The Beach Boys are coming to the Amarillo Civic Center Complex on Sept. 23.
The Beach Boys are coming to the Amarillo Civic Center Complex on Sept. 23.

Captained by Mike Love, The Beach Boys play a steady schedule of concerts, averaging 150 shows a year, ranging from sundrenched summer festivals to gala New Year’s celebrations and special events worldwide.

In addition to founding Beach Boy Mike Love (lead vocals) and Beach Boy-vet Bruce Johnston (vocals/keyboards), Jeffrey Foskett (guitar/vocals), Brian Eichenburger (bass/vocals), Tim Bonhomme (keyboards/vocals), John Cowsill of The Cowsills (percussion / vocals) and Scott Totten (guitar/vocals) round out the band.

Tickets for the September Amarillo show can be purchased online at panhandletickets.com, by phone at (806) 378-3096, and in person at the Amarillo Civic Center Complex Box Office and in participating United Supermarkets in Amarillo, Canyon, Borger, Dumas, Dalhart, Hereford and Pampa.

About the Beach Boys

You can capsulize most pop music acts by reciting how many millions of albums they’ve sold how many hits they’ve had, but these conventional measurements fall short when you’re assessing the impact of The Beach Boys, the release says. The band has birthed a torrent of hit singles and radio staples from "Kokomo," "Surfin' USA" and "I Get Around" to "Help Me Rhonda," "California Girls," "Fun, Fun, Fun" and more — and sold albums by the tens of millions. But its greater significance lies in the fact that The Beach Boys changed the musical landscape so profoundly that every pop act since has been in its debt.

To the guys in The Beach Boys, the beach isn’t just a place where the surf comes to play — it’s where life is renewed and made whole again.
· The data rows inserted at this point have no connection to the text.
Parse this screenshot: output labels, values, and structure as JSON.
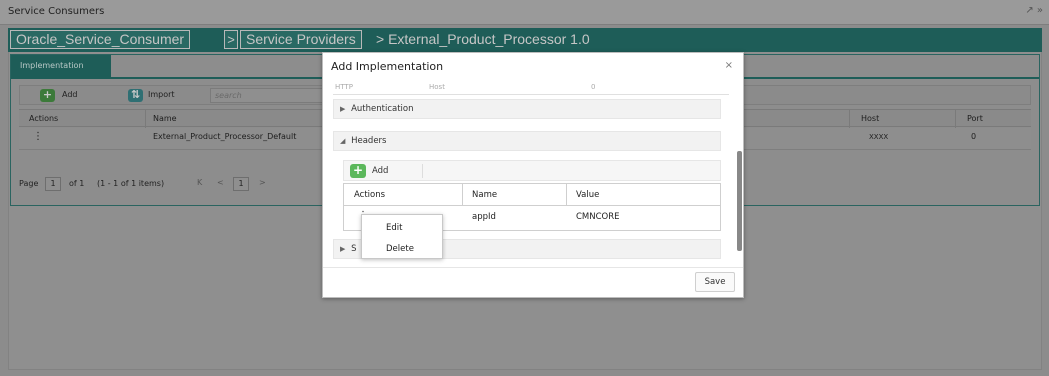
{
  "app": {
    "title": "Service Consumers",
    "window_icons": "↗ »"
  },
  "breadcrumb": {
    "consumer": "Oracle_Service_Consumer",
    "sep1": ">",
    "providers": "Service Providers",
    "sep2": ">",
    "current": "> External_Product_Processor 1.0"
  },
  "panel": {
    "tab_label": "Implementation",
    "toolbar": {
      "add_label": "Add",
      "import_label": "Import",
      "search_placeholder": "search"
    },
    "grid": {
      "columns": [
        "Actions",
        "Name",
        "Host",
        "Port"
      ],
      "rows": [
        {
          "actions": "⋮",
          "name": "External_Product_Processor_Default",
          "host": "XXXX",
          "port": "0"
        }
      ]
    },
    "pager": {
      "page_label": "Page",
      "page_value": "1",
      "of_label": "of 1",
      "items_label": "(1 - 1 of 1 items)",
      "first": "K",
      "prev": "<",
      "current": "1",
      "next": ">"
    }
  },
  "modal": {
    "title": "Add Implementation",
    "close": "×",
    "cut_row": [
      "HTTP",
      "Host",
      "0"
    ],
    "authentication_label": "Authentication",
    "headers_label": "Headers",
    "add_label": "Add",
    "headers_table": {
      "columns": [
        "Actions",
        "Name",
        "Value"
      ],
      "rows": [
        {
          "actions": "⋮",
          "name": "appId",
          "value": "CMNCORE"
        }
      ]
    },
    "partial_section_label": "S",
    "save_label": "Save"
  },
  "context_menu": {
    "items": [
      "Edit",
      "Delete"
    ]
  },
  "colors": {
    "brand_teal": "#1e5d58",
    "add_green": "#5cb85c"
  }
}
In 1974 Mike Love’s concept album "Endless Summer" ignited a second generation of Beach Boys fans and stirred a tempest that rocked the music world.

Grammy-winning songwriter Bruce Johnston, [Barry Manilow’s “I Write the Songs”], joined The Beach Boys in 1965, replacing Glenn Campbell, who filled-in for Brian Wilson, on vocals/bass, when he retired from touring. Highly regarded as a singer-songwriter, Johnston’s vocal work with such legendary artists as Elton John and Pink Floyd firmly established him among rock’s elite artists, the release says. The band could have retired from the field with honor at dozens of points along the way and rested on the success of the epoch-shifting "Pet Sounds" masterpiece in 1966 — or after recording Love’s co-written Golden Globe nominated “Kokomo” in 1988 and seeing it become its best selling single ever — or after being inducted that same year into the Rock & Roll Hall of Fame — or after watching its worldwide album sales blow past l00 million — or after winning the NARAS Lifetime Achievement Award in 2001. And still, The Beach Boys continue to have fun, fun, fun, with no end in sight.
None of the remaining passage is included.